Mas para avaliar até que ponto aqueles dados são fidedignos é preciso consultar as informações divulgadas pelas entidades oficiais envolvidas na operação contra o narcotráfico realizada nas proximidades da ilha da Madeira. O primeiro anúncio da operação foi feito a 21 de Novembro passado pela Polícia Judiciária. Através de comunicado, aquela polícia de investigação revelou que, “com o apoio da Marinha, da Autoridade Marítima Nacional e da Força Aérea Portuguesa”, tinha desencadeado uma operação de combate ao tráfico internacional de estupefacientes, por via marítima, tendo sido interceptadas duas embarcações de pesca, em alto mar, tendo como território mais próximo a ilha da Madeira. Foram detidos 10 cidadãos estrangeiros a bordo e apreendidos mais de sete mil quilos de cocaína. A investigação da PJ iniciou-se com base em informação remetida pelo Maritime Analysis and Operations Centre – Narcotics (MAOC-N) A investigação contou, ainda, com a colaboração internacional da Polícia Federal do Brasil, da agência DEA (Drug Enforcement Administration, dos EUA), da JIATF South (Joint Interagency Task Force South, dos EUA) e da NCA (National Crime Agency, do Reino Unido).
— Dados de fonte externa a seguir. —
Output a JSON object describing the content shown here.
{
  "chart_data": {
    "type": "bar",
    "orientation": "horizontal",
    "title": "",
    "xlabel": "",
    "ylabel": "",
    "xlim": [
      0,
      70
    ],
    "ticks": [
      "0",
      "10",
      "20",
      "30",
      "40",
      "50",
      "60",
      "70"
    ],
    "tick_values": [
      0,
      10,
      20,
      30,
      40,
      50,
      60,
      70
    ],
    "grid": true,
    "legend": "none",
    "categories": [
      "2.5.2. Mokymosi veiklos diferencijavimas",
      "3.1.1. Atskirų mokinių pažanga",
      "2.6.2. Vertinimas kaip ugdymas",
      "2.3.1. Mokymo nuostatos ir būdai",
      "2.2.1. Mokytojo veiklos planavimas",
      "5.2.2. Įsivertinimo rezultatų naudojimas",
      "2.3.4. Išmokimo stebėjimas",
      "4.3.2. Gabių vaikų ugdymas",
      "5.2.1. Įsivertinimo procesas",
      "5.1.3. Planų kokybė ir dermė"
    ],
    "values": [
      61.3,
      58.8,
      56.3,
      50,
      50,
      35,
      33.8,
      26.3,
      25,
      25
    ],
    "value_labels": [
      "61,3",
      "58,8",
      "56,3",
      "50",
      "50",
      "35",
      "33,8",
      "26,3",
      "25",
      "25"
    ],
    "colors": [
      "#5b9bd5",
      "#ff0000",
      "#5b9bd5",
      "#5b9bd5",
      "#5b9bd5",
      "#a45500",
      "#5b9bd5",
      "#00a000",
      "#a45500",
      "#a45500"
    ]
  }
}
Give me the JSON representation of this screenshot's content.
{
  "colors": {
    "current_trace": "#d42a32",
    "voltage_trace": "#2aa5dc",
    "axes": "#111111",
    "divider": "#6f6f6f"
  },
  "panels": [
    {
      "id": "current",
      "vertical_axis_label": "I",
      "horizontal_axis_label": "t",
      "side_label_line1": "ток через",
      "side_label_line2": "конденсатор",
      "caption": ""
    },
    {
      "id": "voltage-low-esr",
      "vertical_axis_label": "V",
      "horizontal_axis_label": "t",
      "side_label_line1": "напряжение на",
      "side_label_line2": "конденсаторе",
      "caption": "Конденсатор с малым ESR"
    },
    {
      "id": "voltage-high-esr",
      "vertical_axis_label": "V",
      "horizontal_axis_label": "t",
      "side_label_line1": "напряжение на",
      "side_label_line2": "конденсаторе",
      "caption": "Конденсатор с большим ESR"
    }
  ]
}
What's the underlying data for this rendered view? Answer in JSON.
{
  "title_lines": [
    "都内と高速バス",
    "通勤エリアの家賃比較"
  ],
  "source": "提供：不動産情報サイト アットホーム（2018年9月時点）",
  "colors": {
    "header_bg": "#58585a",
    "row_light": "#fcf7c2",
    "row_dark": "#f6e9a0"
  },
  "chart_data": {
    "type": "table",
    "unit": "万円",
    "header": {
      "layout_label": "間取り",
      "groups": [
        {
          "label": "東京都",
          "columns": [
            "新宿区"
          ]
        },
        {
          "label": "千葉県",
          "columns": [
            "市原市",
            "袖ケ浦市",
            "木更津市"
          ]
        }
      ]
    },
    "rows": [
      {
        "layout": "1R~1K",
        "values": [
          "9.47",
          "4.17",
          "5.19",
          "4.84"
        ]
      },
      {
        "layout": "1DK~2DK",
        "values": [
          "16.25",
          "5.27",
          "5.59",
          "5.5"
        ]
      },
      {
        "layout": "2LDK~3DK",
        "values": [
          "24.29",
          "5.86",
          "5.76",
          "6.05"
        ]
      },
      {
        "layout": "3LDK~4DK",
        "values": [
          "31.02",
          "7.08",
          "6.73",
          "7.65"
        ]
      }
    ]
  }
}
No dia 22 de Novembro, a Marinha Portuguesa divulgou nas redes sociais uma nota e um vídeo, onde faz referência a estas mesmas entidades internacionais. A mesma informação foi divulgada a 24 de Novembro pelo Maritime Analysis and Operations Centre – Narcotics num comunicado em língua inglesa.
As publicações da PJ, Marinha Portuguesa e Maritime Analysis and Operations Centre – Narcotics mostram imagens da apreensão de droga e não é feita qualquer referência a uma eventual colaboração de entidades francesas. A isto acresce que o site oficial da Marinha Francesa não faz qualquer menção a um eventual envolvimento dos seus navios em operações antidroga nesta área do Atlântico.
A conjugação destas informações leva-nos a concluir serem erróneas as muitas publicações que atribuem à Marinha Francesa méritos na apreensão de sete toneladas de cocaína na área da Madeira.